Najpierw posłanka Katarzyna Mrzygłocka była z wizytą w Ministerstwie Infrastruktury, a następnie doszło do jej spotkania z dyrektorem wrocławskiego oddziału Generalnej Dyrekcji Dróg Krajowych i Autostrad.
Jak możemy wyczytać na oficjalnej stronie internetowej posłanki Mrzygłockiej:
- Trzeba "kuć żelazo póki gorące" i korzystać z każdej możliwości - mówi Mrzygłocka.
I przypomina, że na remonty dróg wojewódzkich w Wałbrzychu też brakowało pieniędzy, ale skuteczny lobbing i kilkanaście zorganizowanych przez nią spotkań w tej sprawie przyniosło efekty: remonty ulic Wieniawskiego, Andersa czy 11-listopada.

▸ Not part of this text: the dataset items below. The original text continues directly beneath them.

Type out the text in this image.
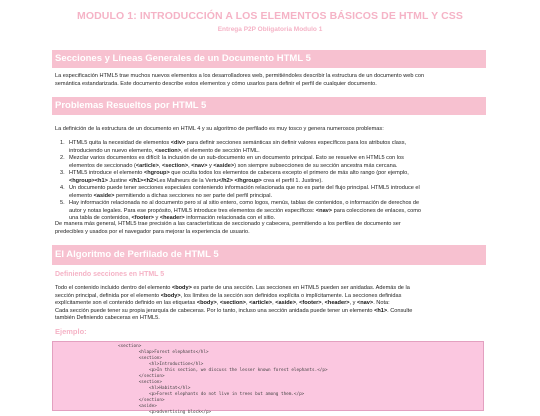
MODULO 1: INTRODUCCIÓN A LOS ELEMENTOS BÁSICOS DE HTML Y CSS
Entrega P2P Obligatoria Modulo 1
Secciones y Líneas Generales de un Documento HTML 5

La especificación HTML5 trae muchos nuevos elementos a los desarrolladores web, permitiéndoles describir la estructura de un documento web con
semántica estandarizada. Este documento describe estos elementos y cómo usarlos para definir el perfil de cualquier documento.

Problemas Resueltos por HTML 5

La definición de la estructura de un documento en HTML 4 y su algoritmo de perfilado es muy tosco y genera numerosos problemas:

1. HTML5 quita la necesidad de elementos <div> para definir secciones semánticas sin definir valores específicos para los atributos class,
introduciendo un nuevo elemento, <section>, el elemento de sección HTML.
2. Mezclar varios documentos es difícil: la inclusión de un sub-documento en un documento principal. Esto se resuelve en HTML5 con los
elementos de seccionado (<article>, <section>, <nav> y <aside>) son siempre subsecciones de su sección ancestra más cercana.
3. HTML5 introduce el elemento <hgroup> que oculta todos los elementos de cabecera excepto el primero de más alto rango (por ejemplo,
<hgroup><h1> Justine </h1><h2>Les Malheurs de la Vertu</h2> </hgroup> crea el perfil 1. Justine).
4. Un documento puede tener secciones especiales conteniendo información relacionada que no es parte del flujo principal. HTML5 introduce el
elemento <aside> permitiendo a dichas secciones no ser parte del perfil principal.
5. Hay información relacionada no al documento pero sí al sitio entero, como logos, menús, tablas de contenidos, o información de derechos de
autor y notas legales. Para ese propósito, HTML5 introduce tres elementos de sección específicos: <nav> para colecciones de enlaces, como
una tabla de contenidos, <footer> y <header> información relacionada con el sitio.

De manera más general, HTML5 trae precisión a las características de seccionado y cabecera, permitiendo a los perfiles de documento ser
predecibles y usados por el navegador para mejorar la experiencia de usuario.

El Algoritmo de Perfilado de HTML 5
Definiendo secciones en HTML 5

Todo el contenido incluido dentro del elemento <body> es parte de una sección. Las secciones en HTML5 pueden ser anidadas. Además de la
sección principal, definida por el elemento <body>, los límites de la sección son definidos explícita o implícitamente. La secciones definidas
explícitamente son el contenido definido en las etiquetas <body>, <section>, <article>, <aside>, <footer>, <header>, y <nav>. Nota:
Cada sección puede tener su propia jerarquía de cabeceras. Por lo tanto, incluso una sección anidada puede tener un elemento <h1>. Consulte
también Definiendo cabeceras en HTML5.

Ejemplo:
<section>
<hlap>Forest elephants</hl>
<section>
<hl>Introduction</hl>
<p>In this section, we discuss the lesser known forest elephants.</p>
</section>
<section>
<hl>Habitat</hl>
<p>Forest elephants do not live in trees but among them.</p>
</section>
<aside>
<p>advertising block</p>
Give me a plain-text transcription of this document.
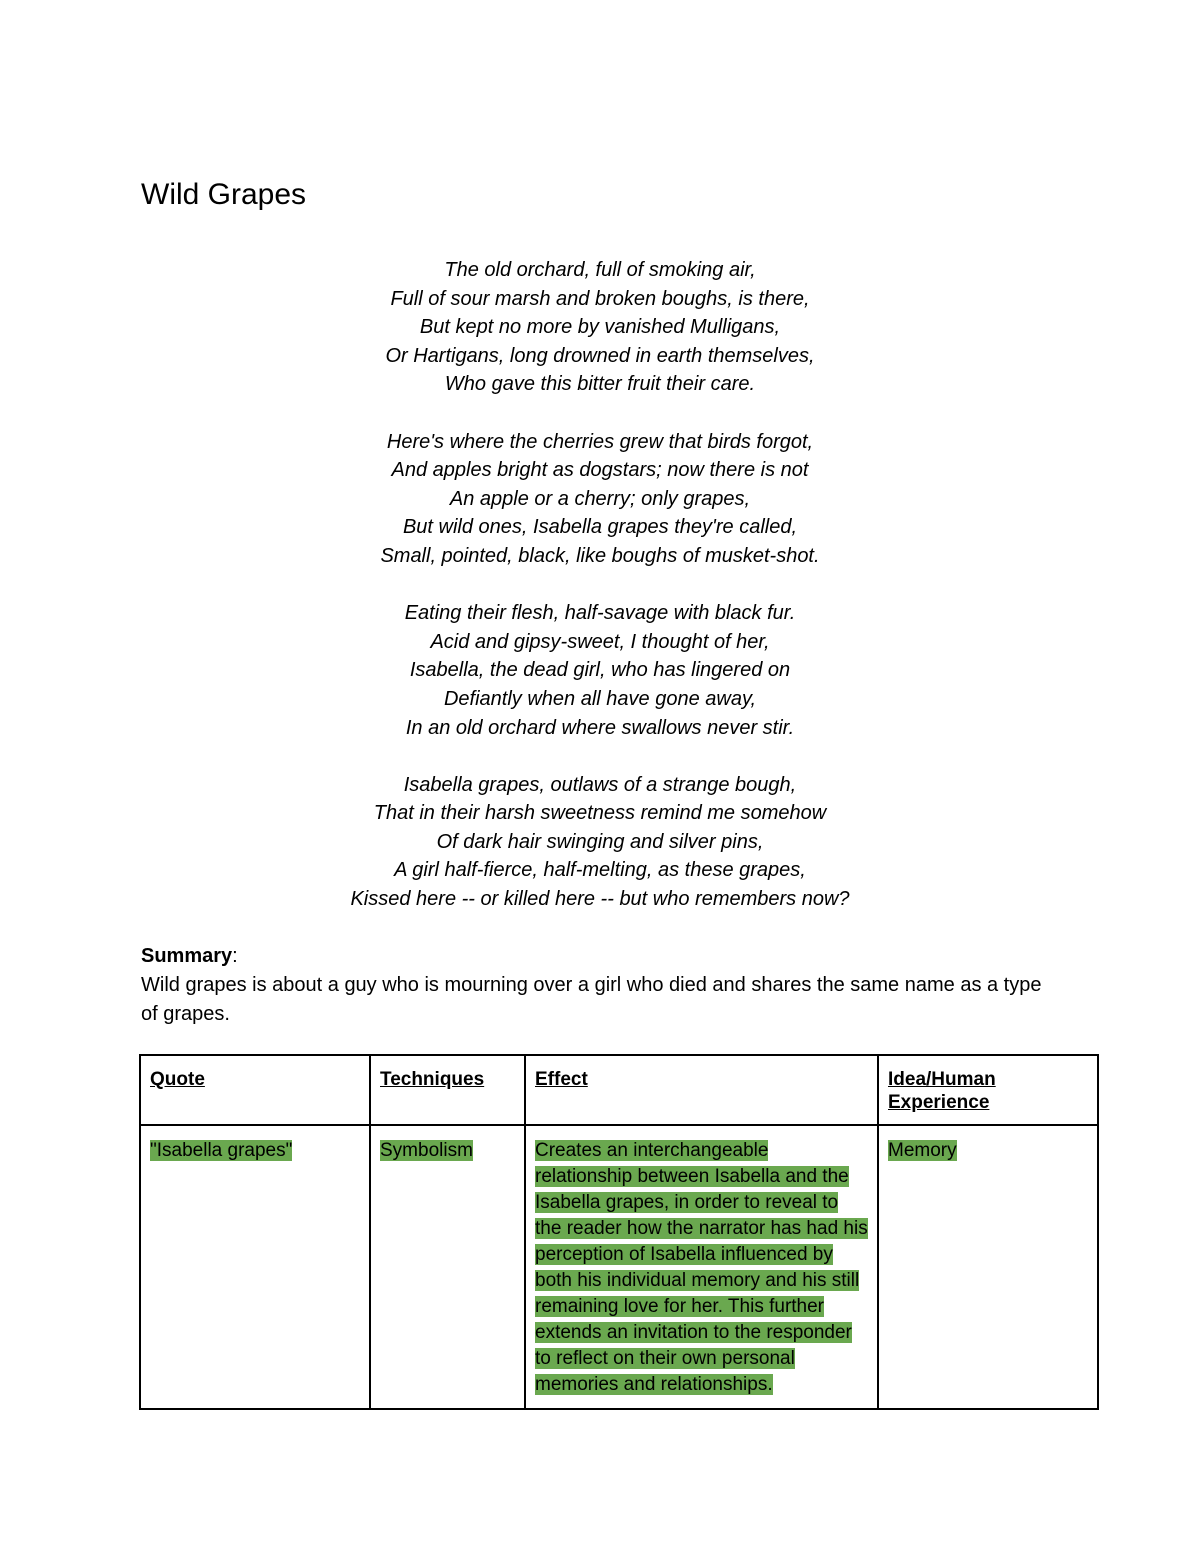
Wild Grapes
The old orchard, full of smoking air,
Full of sour marsh and broken boughs, is there,
But kept no more by vanished Mulligans,
Or Hartigans, long drowned in earth themselves,
Who gave this bitter fruit their care.
Here's where the cherries grew that birds forgot,
And apples bright as dogstars; now there is not
An apple or a cherry; only grapes,
But wild ones, Isabella grapes they're called,
Small, pointed, black, like boughs of musket-shot.
Eating their flesh, half-savage with black fur.
Acid and gipsy-sweet, I thought of her,
Isabella, the dead girl, who has lingered on
Defiantly when all have gone away,
In an old orchard where swallows never stir.
Isabella grapes, outlaws of a strange bough,
That in their harsh sweetness remind me somehow
Of dark hair swinging and silver pins,
A girl half-fierce, half-melting, as these grapes,
Kissed here -- or killed here -- but who remembers now?
Summary:
Wild grapes is about a guy who is mourning over a girl who died and shares the same name as a type of grapes.
Quote	Techniques	Effect	Idea/Human Experience
"Isabella grapes"	Symbolism	Creates an interchangeable relationship between Isabella and the Isabella grapes, in order to reveal to the reader how the narrator has had his perception of Isabella influenced by both his individual memory and his still remaining love for her. This further extends an invitation to the responder to reflect on their own personal memories and relationships.	Memory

- Oczywiście na spotkaniu dolnośląskich parlamentarzystów mowa była głównie o autostradowej obwodnicy Wrocławia, ale "nieobecni nie mają głosu", więc trzeba było pojechać i przypomnieć, że drugie co do wielkości miasto w naszym województwie też czeka na obwodnicę - mówi posłanka.
- Obwodnica to jeden problem, a drugi to fatalny stan jedynej w Wałbrzychu "krajówki". Okazuje się, że są plany remontu wycenione na ponad 30 milionów złotych. Trzeba jednak zapewnić pieniądze na ten cel - opowiada Mrzygłocka, która na rozmowę pojechała z prezydentem Piotrem Kruczkowskim. - Jak zwykle wszystko rozbija się o pieniądze, chcę jednak maksymalnie przyśpieszyć termin inwestycji. Łatanie dziur nic już nie daje, a kosztuje co roku coraz więcej. Aby przekonać GDDKiA do podjęcia pożądanych przez nas decyzji, wystąpiłam o przesłanie jak najaktualniejszej analizy stanu technicznego skrzyżowania ulic Sikorskiego i 1 Maja. Na pierwszy rzut oka widać, że ten obiekt jest w złej kondycji. Jeśli potwierdzą to fachowcy zyskamy argument na przyspieszenie remontu - wyjaśnia posłanka.